I decided to extend the set of interface functions, notably with convenience functions that unify directly with native types, so you can unify a term_t with an integer, an atom created from a char*, etc. I like this much better for several reasons.

  • Yes, for add_two_ints(x,y) the automatic wrapper generation is great. At the moment that the desired Prolog types that are handled get more complicated or the desirable mapping from Prolog to C or visa versa (think about atom vs. string to char* or wchar_t*) things get harder. Quite often you’ll end up with automatically generated wrappers for multiple C functions and Prolog code that switches between those. At least, that was what we found ourselves doing when programming against early versions of Quintus that didn’t yet have term_t back in the 80s.
  • If one assumes the C function is already there, i.e., a function from an existing library, the automatic wrappers are often not too bad. It is still dangerous though as the functions and there #defined constants (or enums) as well as the types may change and while the library is still source compatible, it is not binary compatible and without anyone realizing the interface is now broken.
  • In many cases the raw functionality of C libraries is not what you want to expose to the Prolog user. As you design a more high level and Prolog friendly API you just as well write this in C. In part of the above reason, in part for performance and because there is no double declaration that may get out of sync.
  • Additional generator steps complicate the build toolchain that is needed.

With C++ we can use C++ strong typing and type polymorphism to simplify the interface.

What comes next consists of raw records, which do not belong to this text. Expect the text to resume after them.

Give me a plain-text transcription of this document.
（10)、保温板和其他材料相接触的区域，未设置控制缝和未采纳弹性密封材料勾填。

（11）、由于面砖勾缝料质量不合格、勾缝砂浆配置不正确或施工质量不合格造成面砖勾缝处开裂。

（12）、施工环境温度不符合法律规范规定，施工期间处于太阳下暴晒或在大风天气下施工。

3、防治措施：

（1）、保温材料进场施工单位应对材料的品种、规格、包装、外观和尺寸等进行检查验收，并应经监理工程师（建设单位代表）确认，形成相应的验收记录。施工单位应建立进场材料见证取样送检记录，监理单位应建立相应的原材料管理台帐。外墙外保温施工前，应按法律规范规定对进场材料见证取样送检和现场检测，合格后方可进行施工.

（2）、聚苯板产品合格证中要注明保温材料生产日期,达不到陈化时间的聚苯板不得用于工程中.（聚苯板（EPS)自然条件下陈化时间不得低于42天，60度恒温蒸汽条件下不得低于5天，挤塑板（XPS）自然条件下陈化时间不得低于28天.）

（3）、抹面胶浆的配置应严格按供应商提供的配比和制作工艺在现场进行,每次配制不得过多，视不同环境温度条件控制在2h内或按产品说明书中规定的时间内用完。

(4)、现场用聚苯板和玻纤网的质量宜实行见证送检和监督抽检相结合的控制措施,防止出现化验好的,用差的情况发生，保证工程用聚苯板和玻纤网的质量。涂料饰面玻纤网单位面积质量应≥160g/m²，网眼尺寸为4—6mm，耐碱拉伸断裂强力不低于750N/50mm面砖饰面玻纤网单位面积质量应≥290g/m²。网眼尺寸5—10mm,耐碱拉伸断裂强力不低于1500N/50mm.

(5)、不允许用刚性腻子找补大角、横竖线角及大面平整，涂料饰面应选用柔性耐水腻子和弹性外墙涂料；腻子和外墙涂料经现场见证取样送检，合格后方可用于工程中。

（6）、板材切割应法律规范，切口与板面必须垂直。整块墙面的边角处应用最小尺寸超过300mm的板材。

Finally I once wrote the ffi package that allows calling functions in dynamic libraries without a C compiler. To avoid getting out of sync this parses the C header files to get access to the types and constants. Unfortunately it doesn’t work great, notably not for the headers that come with the C library. Many of these headers uses all sorts of compiler specific annotations. GCC already has quite a few of these. Recent Clang versions have even more. This makes the maintenance hard (I think the package is broken on MacOS at the moment). Modern libraries and headers also tend to wrap API calls in inline functions and/or macros. This is fine for a source wrapper based approach, but hard to deal with when directly accessing the dynamic library.